Additionally, we will pilot two strategies for utilising the associations between the circadian clock and synchronised development to improve the efficiency of plant selection (such as during breeding). First, we will build a statistical model to predict flowering time synchronicity, based on the gene expression of a marker gene for the circadian clock in seedlings. This will be used to pre-filter lines of plants, so that only the most promising lines will need to be grown to adulthood.

Secondly, we will identify genetic loci that are associated with properties of the circadian clock, response to photoperiod transition, and developmental synchrony. Genetic loci involved in all three processes will be good genetic markers for selection of synchronous lines of plants, because we will have an idea why these genetic loci might be associated with developmental synchrony.
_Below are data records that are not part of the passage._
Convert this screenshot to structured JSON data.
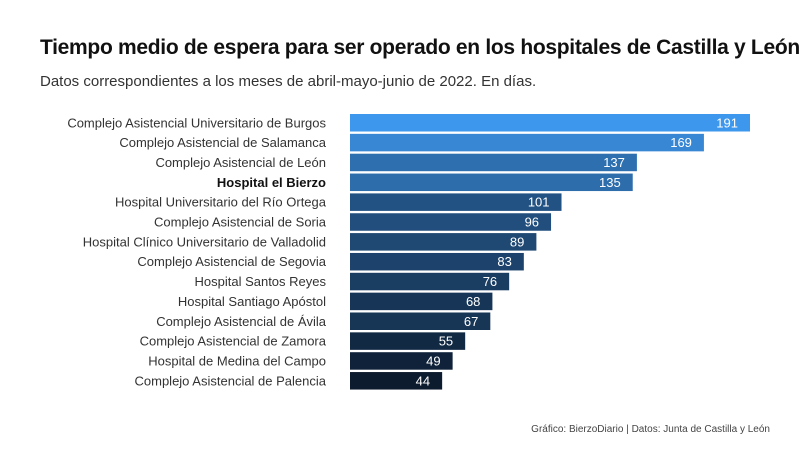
{
  "header": {
    "title": "Tiempo medio de espera para ser operado en los hospitales de Castilla y León",
    "subtitle": "Datos correspondientes a los meses de abril-mayo-junio de 2022. En días."
  },
  "footer": {
    "source": "Gráfico: BierzoDiario | Datos: Junta de Castilla y León"
  },
  "chart_data": {
    "type": "bar",
    "orientation": "horizontal",
    "title": "Tiempo medio de espera para ser operado en los hospitales de Castilla y León",
    "subtitle": "Datos correspondientes a los meses de abril-mayo-junio de 2022. En días.",
    "xlabel": "",
    "ylabel": "",
    "grid": false,
    "legend": "none",
    "highlight": "Hospital el Bierzo",
    "xlim": [
      0,
      191
    ],
    "categories": [
      "Complejo Asistencial Universitario de Burgos",
      "Complejo Asistencial de Salamanca",
      "Complejo Asistencial de León",
      "Hospital el Bierzo",
      "Hospital Universitario del Río Ortega",
      "Complejo Asistencial de Soria",
      "Hospital Clínico Universitario de Valladolid",
      "Complejo Asistencial de Segovia",
      "Hospital Santos Reyes",
      "Hospital Santiago Apóstol",
      "Complejo Asistencial de Ávila",
      "Complejo Asistencial de Zamora",
      "Hospital de Medina del Campo",
      "Complejo Asistencial de Palencia"
    ],
    "values": [
      191,
      169,
      137,
      135,
      101,
      96,
      89,
      83,
      76,
      68,
      67,
      55,
      49,
      44
    ],
    "colors": {
      "max": "#3d97ec",
      "min": "#0d1b2e"
    }
  }
}
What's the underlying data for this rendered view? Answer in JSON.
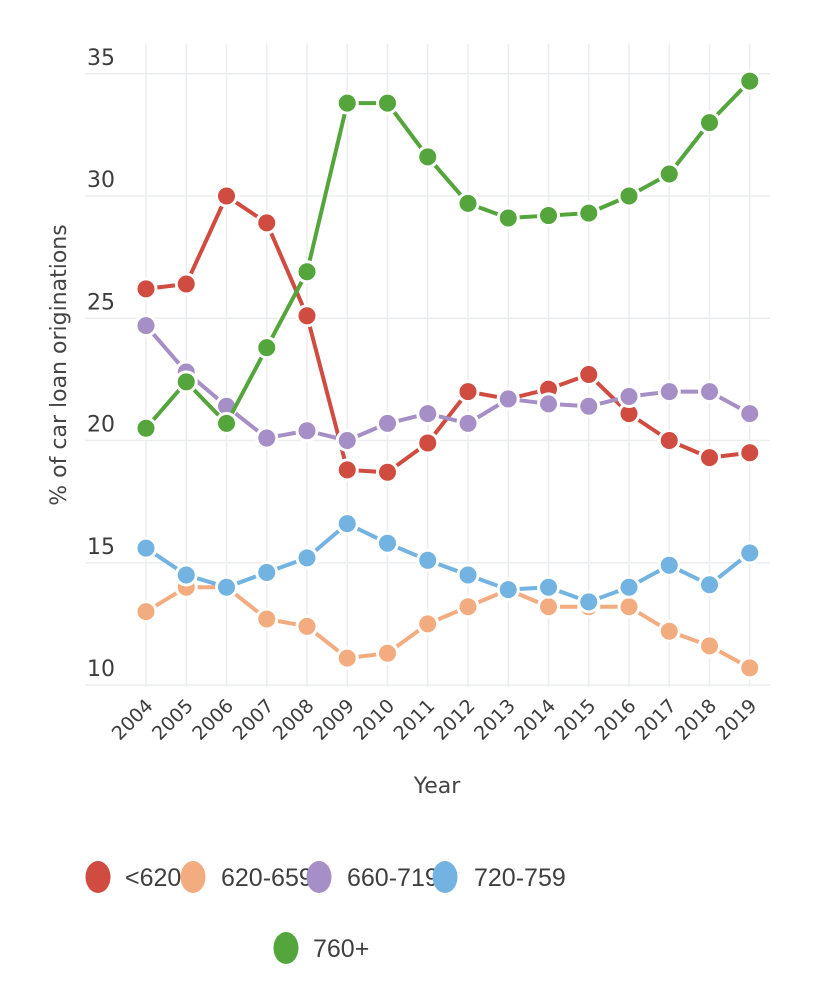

Finally, we will develop new Arabidopsis lines that display synchronised flowering, which will be a valuable resource for future research on the genetic origins of synchronisation of developmental processes.

We will investigate how the circadian clock synchronises photoperiod-dependent developmental processes, using statistical modelling (Work plan 1) and QTL identification (WP2) in Arabidopsis. The model and QTLs will help us efficiently select new Arabidopsis lines that have synchronised flowering time (WP3).

Experiment: Our research will utilise three Recombinant Inbred Lines (RILs) in Arabidopsis that were generated from ecotypes from extreme latitudes that display variability in clock parameters and flowering time. These RILs all contain CCR2::LUC, a marker for the circadian clock. We will expose these RILs to various photoperiod transitions and measure (i) CCR2 expression over time and (ii) how well-synchronised the RILs are in terms of flowering (i.e. bolting) and hypocotyl elongation.

Analysis: We will utilise statistical techniques from the field of Functional Data Analysis to analyse complex features of the CCR2 gene expression time series (like transient 'wiggles' in expression after photoperiod transitions), rather than simple features like 'period', 'phase' and 'amplitude'. First, we will develop a statistical model to predict developmental synchrony traits (variability in flowering time, variability in hypocotyl elongation), using the gene expression pattern of CCR2 after different photoperiod transitions. Then, we will identify QTLs associated with developmental synchrony and CCR2 expression patterns that are predictive of developmental synchrony. We will develop a new statistical technique called dynamic-QTL which will help us identify QTLs that are associated with the more complex features of CCR2 expression time series.

Application: Finally, we will utilise the statistical models and QTLs to improve the efficiency of selection of lines of Arabidopsis with synchronised flowering time. This will provide us with a model system for future transcriptomic work about how changes in gene networks influence heterogeneity of flowering time.